As instituições do Estado não podem permanecer imóveis diante de uma sociedade em plena mutação e em um mundo globalizado. Torna-se urgente redefinir o papel do Estado que, nos últimos anos, na Europa e América Latina, foi enfraquecido pelo lobby da governança mundial das agências internacionais. O Estado deve se fortalecer para responder aos desafios da crise estrutural deixada pela ideologia neoliberal.

Por isso, cabe ao Estado republicano e democrático instaurar uma governabilidade que esteja a serviço de um desenvolvimento economicamente eficiente, socialmente eqüitativo e ecologicamente sustentável. Este tipo de desenvolvimento se funda na busca de integração e de coerência das políticas setoriais. Por esta razão o eco-desenvolvimento territorial exige um tratamento conjunto dos efeitos econômicos, sociais e ambientais de todas as ações governamentais. Este procedimento holístico exige que a realidade seja diagnosticada a partir da visão pluridisciplinar.

A elaboração e execução de qualquer programa, plano, projeto e atividades concernentes ao eco-desenvolvimento territorial, devem ser viabilizadas através de relações de parcerias múltiplas, a partir de contratos de objetivos precisos na definição do papel de cada ator envolvido. Seu sucesso depende da reciprocidade da cooperação entre diferentes áreas do conhecimento, entre elas a economia, a sociologia, a geografia a ecologia, a biologia e a antropologia, bem como de diversos setores tais como o dos transportes, do saneamento básico, da infraestrutura urbana, do meio ambiente, da assistência social e o da organização territorial.
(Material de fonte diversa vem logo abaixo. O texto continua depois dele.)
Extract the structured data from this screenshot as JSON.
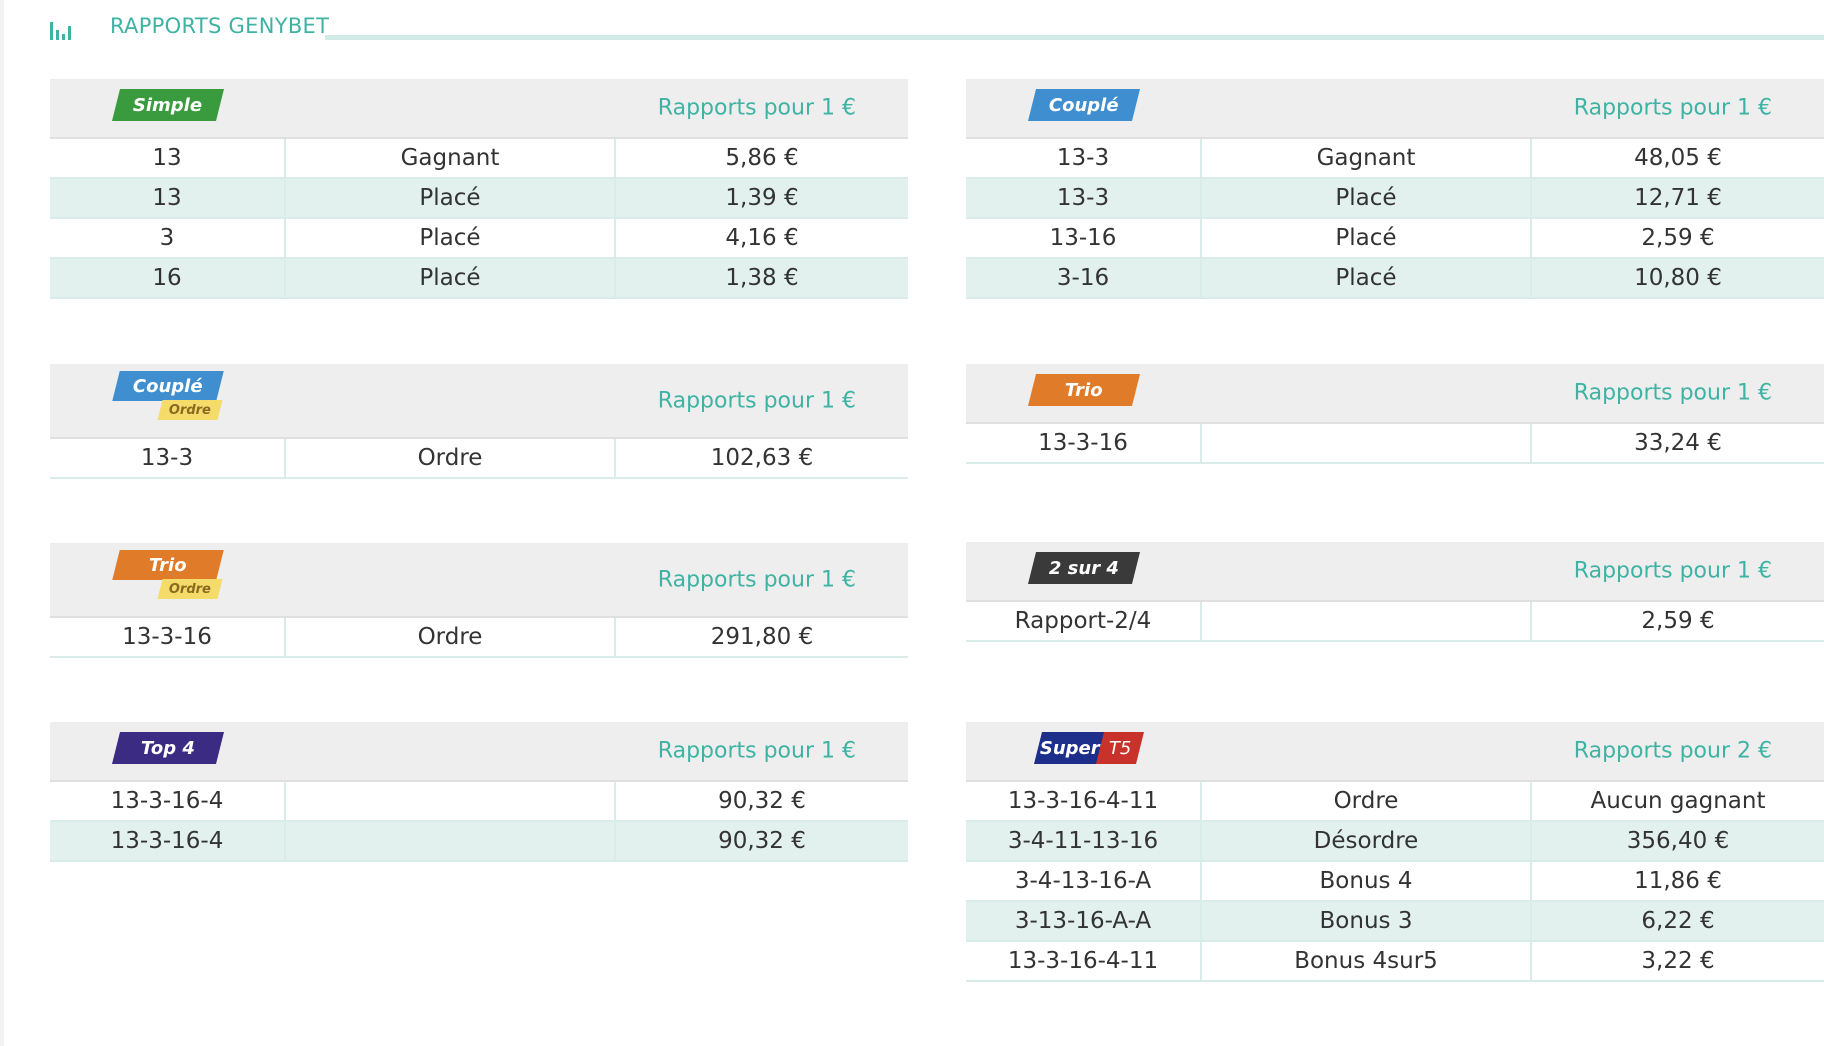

Tudo com a presença de categorias e segmentos sociais representativos (segmento empresarial, instituições associativas, órgãos institucionais, e não governamentais, sindicatos), agindo em níveis de escalões territoriais diferentes, seja em termos local, regional, nacional e internacional. Não existe eco-desenvolvimento territorial sem visão integrada da realidade e sem participação ativa da cidadania política. A mobilização e o envolvimento de todos os atores da sociedade civil não significa instrumentalização, mas, colaboração na co-gestão do eco-desenvolvimento territorial. Todos os atores sociais devem ter a possibilidade de engajamento nos processos de decisão. Será somente através da participação da cidadania e de um procedimento integrado e articulado que o desenvolvimento garantirá sua sustentabilidade.

A utopia compartilhada é que faz avançar a história, e nos faz avançar na concepção de um mundo mais solidário.